The Budget Directorate recently held a two-day capacity building workshop to launch the pilot phase, bringing together focal points from the three participating ministries, members of an inter-ministerial working group, Budget Directorate staff, international technical and financial partners and expert advisers. The three ministries selected for the pilot are the Ministry of Equipment and Water, the Ministry of Transport and Logistics, and the Ministry of Agriculture, Maritime Fisheries, Rural Development, Water and Forests — a choice reflecting their direct links to Morocco’s climate adaptation and mitigation priorities.
The ECB system classifies budgetary expenditures according to their potential climate impact, distinguishing between spending that contributes to greenhouse gas emission reductions, spending that supports adaptation to climate change, and expenditure with neutral or potentially adverse environmental effects. Additional environmental dimensions covered include biodiversity conservation, water resource management, pollution control and waste management. The classification methodology is adapted to Morocco’s specific climate, environmental and policy context.
The reform’s objectives are both analytical and governance-oriented. By making environmental impacts visible and trackable across budget lines, the system aims to strengthen evidence-based decision-making, identify priority financing needs in climate-related areas, and provide a credible accountability framework for international partners and investors engaged in Morocco’s green transition. The Organisation internationale de la Francophonie’s guide on green budgeting, which influenced the methodology, describes expenditure labelling as a means to attribute spending to specific thematic objectives and to monitor impact over time.

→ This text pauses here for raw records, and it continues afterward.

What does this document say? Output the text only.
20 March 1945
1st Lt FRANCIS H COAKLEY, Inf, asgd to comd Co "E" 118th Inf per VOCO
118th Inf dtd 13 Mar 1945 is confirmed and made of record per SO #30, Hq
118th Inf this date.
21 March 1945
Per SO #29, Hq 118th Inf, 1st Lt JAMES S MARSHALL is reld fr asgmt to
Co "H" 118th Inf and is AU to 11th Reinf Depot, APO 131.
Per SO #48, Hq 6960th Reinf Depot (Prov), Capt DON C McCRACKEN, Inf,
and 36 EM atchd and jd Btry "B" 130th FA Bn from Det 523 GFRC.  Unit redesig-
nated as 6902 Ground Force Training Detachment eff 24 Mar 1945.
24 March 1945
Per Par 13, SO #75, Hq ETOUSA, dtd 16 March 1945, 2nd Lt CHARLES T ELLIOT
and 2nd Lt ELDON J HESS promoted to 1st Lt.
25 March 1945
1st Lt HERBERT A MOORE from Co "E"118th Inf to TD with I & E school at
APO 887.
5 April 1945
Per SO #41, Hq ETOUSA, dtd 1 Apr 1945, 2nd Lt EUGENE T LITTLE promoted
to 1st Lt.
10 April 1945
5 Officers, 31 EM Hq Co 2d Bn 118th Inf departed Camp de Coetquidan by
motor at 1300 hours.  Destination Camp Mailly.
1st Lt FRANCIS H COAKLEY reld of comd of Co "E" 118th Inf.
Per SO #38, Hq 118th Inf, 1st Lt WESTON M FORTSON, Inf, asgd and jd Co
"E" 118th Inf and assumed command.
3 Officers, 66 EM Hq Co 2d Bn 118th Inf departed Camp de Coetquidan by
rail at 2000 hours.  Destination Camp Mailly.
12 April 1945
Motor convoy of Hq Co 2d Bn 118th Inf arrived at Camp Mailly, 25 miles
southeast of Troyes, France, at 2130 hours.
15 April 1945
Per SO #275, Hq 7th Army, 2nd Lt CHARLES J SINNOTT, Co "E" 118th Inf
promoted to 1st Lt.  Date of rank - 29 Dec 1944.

The PLF 2027 pilot fits within the broader three-year budget programming exercise for the period 2027-2029, which will require ministries to submit proposals by programme and project. Alongside the climate labelling pilot, the budget circular reaffirms fiscal consolidation priorities: controlling personnel spending, rationalising equipment and operating costs, and reducing energy and logistics expenditure across public administration. Together, these elements signal a public finance framework that is simultaneously greener and more disciplined.